When he's not frothing at the paparazzi like a Fox commentator thinking about feminism, Baldwin still somehow makes time to come off as a volatile character to work with. On Wednesday, the producers of the new Broadway play "Orphans" announced that Shia LaBeouf would be leaving the production, setting off the disclosure of a flurry of revealing emails from the show's creative team – including notes from and about its hairy-chested costar. LaBeouf wasted no time posting a series of emails on his Twitter stream, including one in which the apparently exhausted director Daniel Sullivan writes, "Alec is who he is, you are who you are. You two are incompatible. I should have known it." In another email, LaBeouf says that "a man can apologize, even if it's just to end the bickering. Alec, I'm sorry for my part of a disagreeable situation" -- a sentiment that seems to have come directly from a hilariously pretentious old Esquire list on how to be a man. One can only wonder if this means that Shia LaBeouf also knows how to cook eggs and when to use galvanized nails. A reply from a correspondent identified as "Alec," meanwhile, reads likewise like an Esquire pearl of wisdom itself. "When the change comes, how do we handle it, whether it be good or bad?" he writes. "What do we learn? I don't have an unkind word about you. You have my word."

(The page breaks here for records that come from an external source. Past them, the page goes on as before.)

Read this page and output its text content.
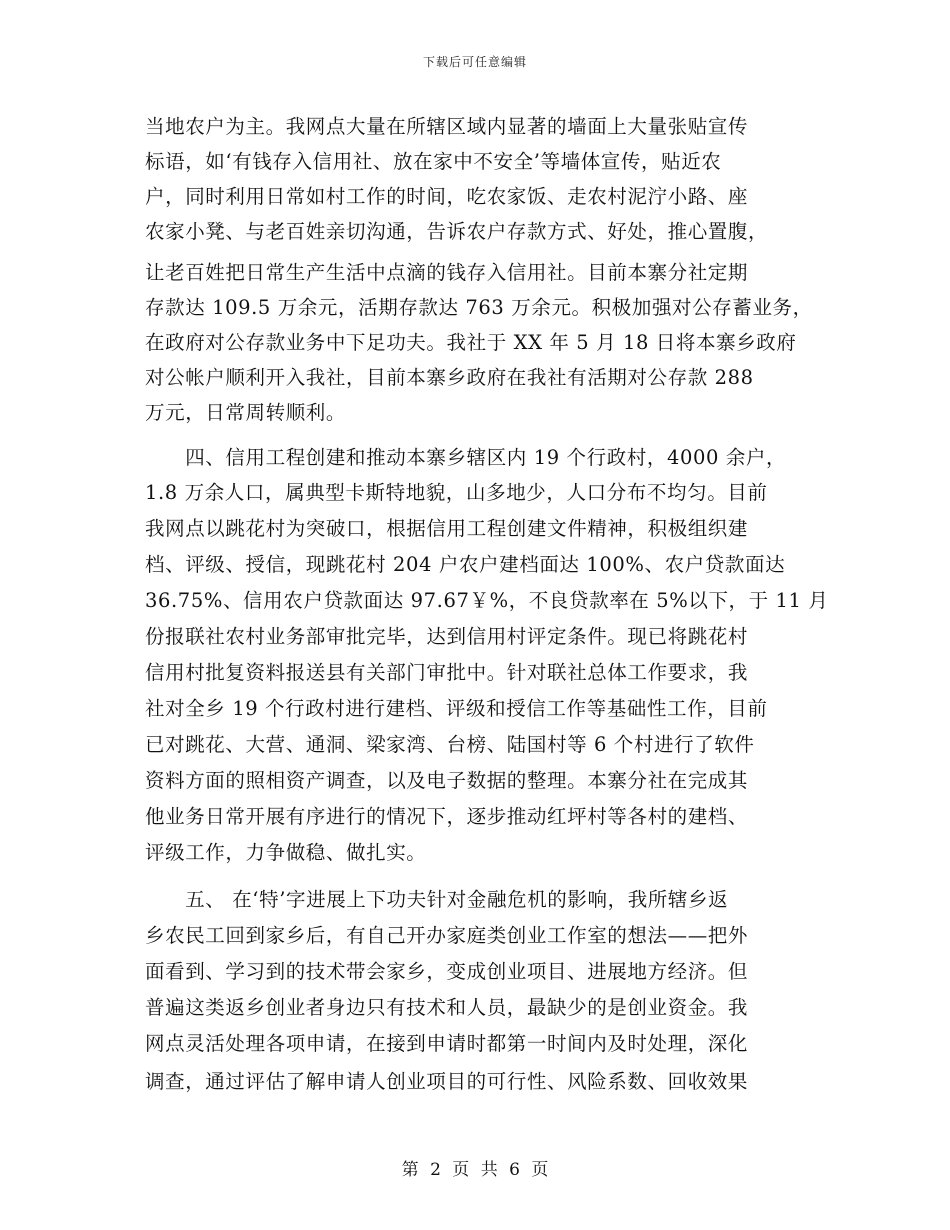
下载后可任意编辑
当地农户为主。我网点大量在所辖区域内显著的墙面上大量张贴宣传
标语，如‘有钱存入信用社、放在家中不安全’等墙体宣传，贴近农
户，同时利用日常如村工作的时间，吃农家饭、走农村泥泞小路、座
农家小凳、与老百姓亲切沟通，告诉农户存款方式、好处，推心置腹，
让老百姓把日常生产生活中点滴的钱存入信用社。目前本寨分社定期
存款达 109.5 万余元，活期存款达 763 万余元。积极加强对公存蓄业务，
在政府对公存款业务中下足功夫。我社于 XX 年 5 月 18 日将本寨乡政府
对公帐户顺利开入我社，目前本寨乡政府在我社有活期对公存款 288
万元，日常周转顺利。
　　四、信用工程创建和推动本寨乡辖区内 19 个行政村，4000 余户，
1.8 万余人口，属典型卡斯特地貌，山多地少，人口分布不均匀。目前
我网点以跳花村为突破口，根据信用工程创建文件精神，积极组织建
档、评级、授信，现跳花村 204 户农户建档面达 100%、农户贷款面达
36.75%、信用农户贷款面达 97.67￥%，不良贷款率在 5%以下，于 11 月
份报联社农村业务部审批完毕，达到信用村评定条件。现已将跳花村
信用村批复资料报送县有关部门审批中。针对联社总体工作要求，我
社对全乡 19 个行政村进行建档、评级和授信工作等基础性工作，目前
已对跳花、大营、通洞、梁家湾、台榜、陆国村等 6 个村进行了软件
资料方面的照相资产调查，以及电子数据的整理。本寨分社在完成其
他业务日常开展有序进行的情况下，逐步推动红坪村等各村的建档、
评级工作，力争做稳、做扎实。
　　五、 在‘特’字进展上下功夫针对金融危机的影响，我所辖乡返
乡农民工回到家乡后，有自己开办家庭类创业工作室的想法——把外
面看到、学习到的技术带会家乡，变成创业项目、进展地方经济。但
普遍这类返乡创业者身边只有技术和人员，最缺少的是创业资金。我
网点灵活处理各项申请，在接到申请时都第一时间内及时处理，深化
调查，通过评估了解申请人创业项目的可行性、风险系数、回收效果
第 2 页 共 6 页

And that, in a nutshell, is our Alec. A jerk and a gentleman, sometimes in the same paragraph. Baldwin is a tremendously talented performer and a champion of the kind of causes that gets liberals hot and bothered. He's strange and witty. He is also, no doubt, an easy target for the likes of the New York Post's crack team of idiots with pointy sticks, who know they'll always get a good show from the easily provoked thespian. He's a man who can graciously say he doesn't have an unkind word for his costar. But he's also the big baby who will throw a tantrum over not being able to finish his Words With Friends game, who screams at little girls. He's a philanthropist and a spoiled, raging jackass. He's too good to leave, too bad to stay.

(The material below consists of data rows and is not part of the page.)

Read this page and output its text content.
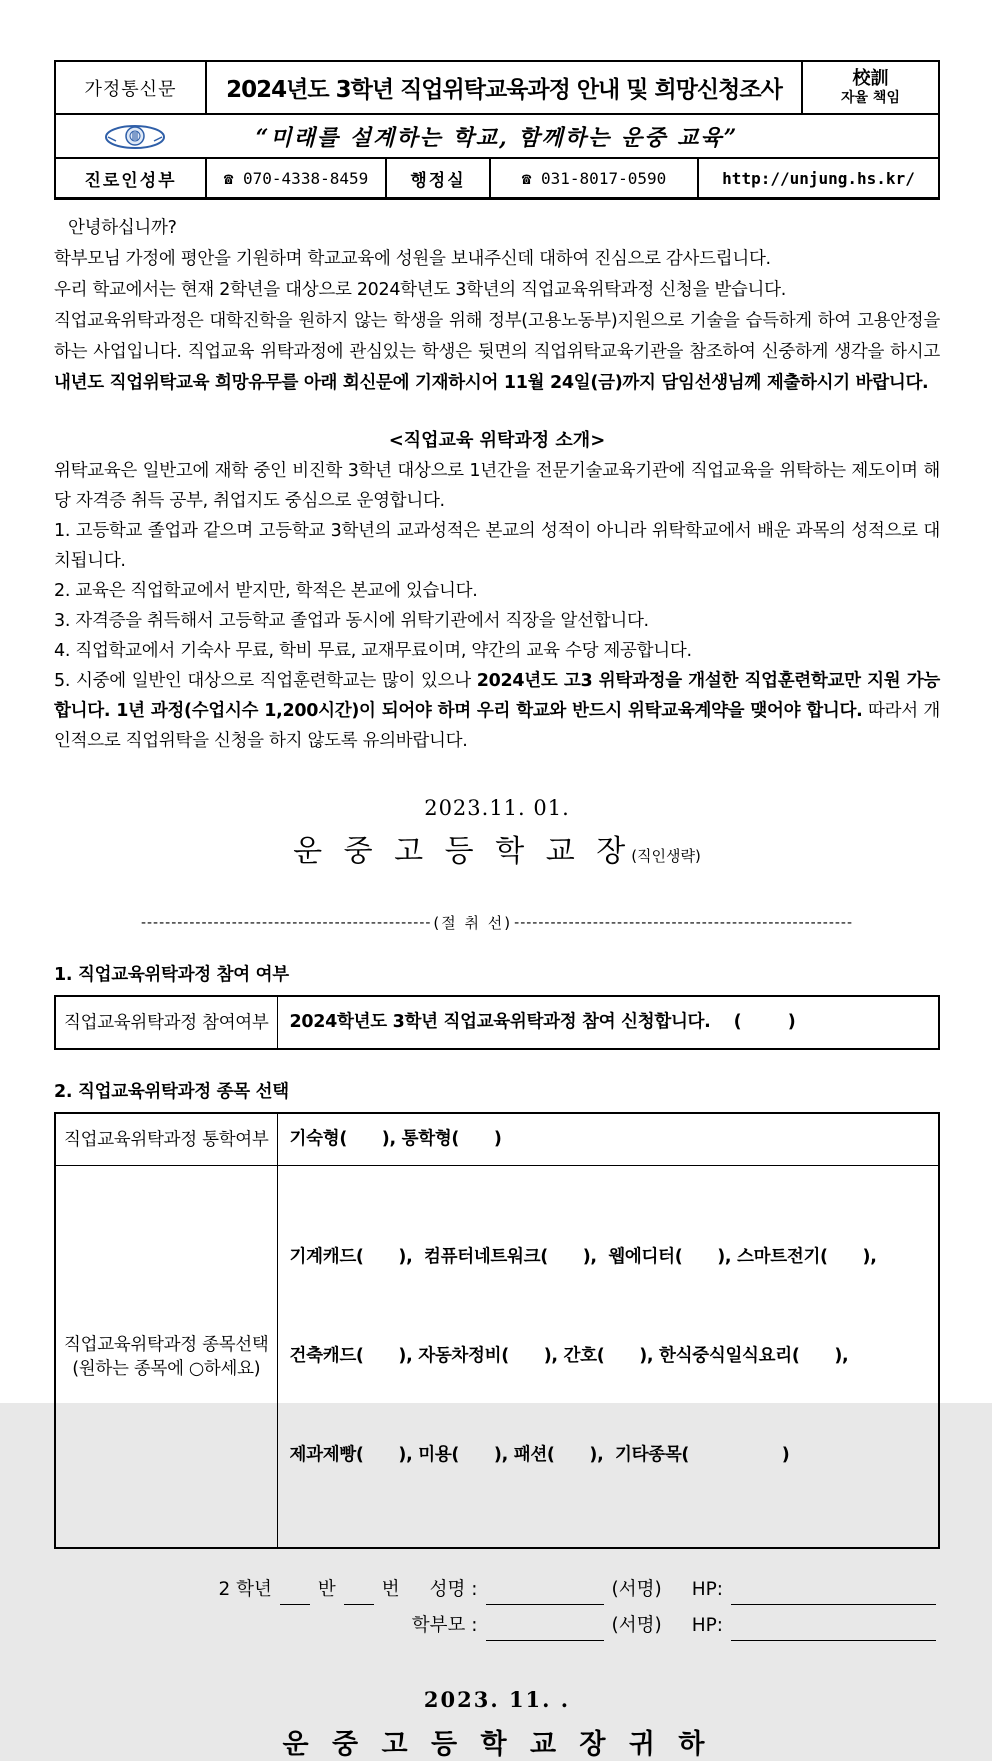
가정통신문	2024년도 3학년 직업위탁교육과정 안내 및 희망신청조사	校訓
자율 책임
“미래를 설계하는 학교, 함께하는 운중 교육”
진로인성부	☎ 070-4338-8459	행정실	☎ 031-8017-0590	http://unjung.hs.kr/

안녕하십니까?

학부모님 가정에 평안을 기원하며 학교교육에 성원을 보내주신데 대하여 진심으로 감사드립니다.

우리 학교에서는 현재 2학년을 대상으로 2024학년도 3학년의 직업교육위탁과정 신청을 받습니다.

직업교육위탁과정은 대학진학을 원하지 않는 학생을 위해 정부(고용노동부)지원으로 기술을 습득하게 하여 고용안정을 하는 사업입니다. 직업교육 위탁과정에 관심있는 학생은 뒷면의 직업위탁교육기관을 참조하여 신중하게 생각을 하시고 내년도 직업위탁교육 희망유무를 아래 회신문에 기재하시어 11월 24일(금)까지 담임선생님께 제출하시기 바랍니다.

<직업교육 위탁과정 소개>

위탁교육은 일반고에 재학 중인 비진학 3학년 대상으로 1년간을 전문기술교육기관에 직업교육을 위탁하는 제도이며 해당 자격증 취득 공부, 취업지도 중심으로 운영합니다.

1. 고등학교 졸업과 같으며 고등학교 3학년의 교과성적은 본교의 성적이 아니라 위탁학교에서 배운 과목의 성적으로 대치됩니다.

2. 교육은 직업학교에서 받지만, 학적은 본교에 있습니다.

3. 자격증을 취득해서 고등학교 졸업과 동시에 위탁기관에서 직장을 알선합니다.

4. 직업학교에서 기숙사 무료, 학비 무료, 교재무료이며, 약간의 교육 수당 제공합니다.

5. 시중에 일반인 대상으로 직업훈련학교는 많이 있으나 2024년도 고3 위탁과정을 개설한 직업훈련학교만 지원 가능합니다. 1년 과정(수업시수 1,200시간)이 되어야 하며 우리 학교와 반드시 위탁교육계약을 맺어야 합니다. 따라서 개인적으로 직업위탁을 신청을 하지 않도록 유의바랍니다.

2023.11. 01.
운 중 고 등 학 교 장(직인생략)
------------------------------------------------ (절 취 선) --------------------------------------------------------
1. 직업교육위탁과정 참여 여부
직업교육위탁과정 참여여부	2024학년도 3학년 직업교육위탁과정 참여 신청합니다.    (        )
2. 직업교육위탁과정 종목 선택
직업교육위탁과정 통학여부	기숙형(      ), 통학형(      )

직업교육위탁과정 종목선택
(원하는 종목에 ○하세요)

기계캐드(      ),  컴퓨터네트워크(      ),  웹에디터(      ), 스마트전기(      ),

건축캐드(      ), 자동차정비(      ), 간호(      ), 한식중식일식요리(      ),

제과제빵(      ), 미용(      ), 패션(      ),  기타종목(                )

2 학년 반 번 성명 :	(서명) HP:
학부모 :	(서명) HP:
2023. 11. .
운 중 고 등 학 교 장 귀 하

In an interview last year, Alaia Baldwin, daughter of Alec's colorful brother Stephen, said, "No matter how much you think you understand a Baldwin, you really don't unless you are one." Maybe that's as good as it gets with Baldwin. We love him; we hate him. We're entertained by him; we're grossed out by him. And if there's one thing we'll never, ever get a bead on, it's understanding him.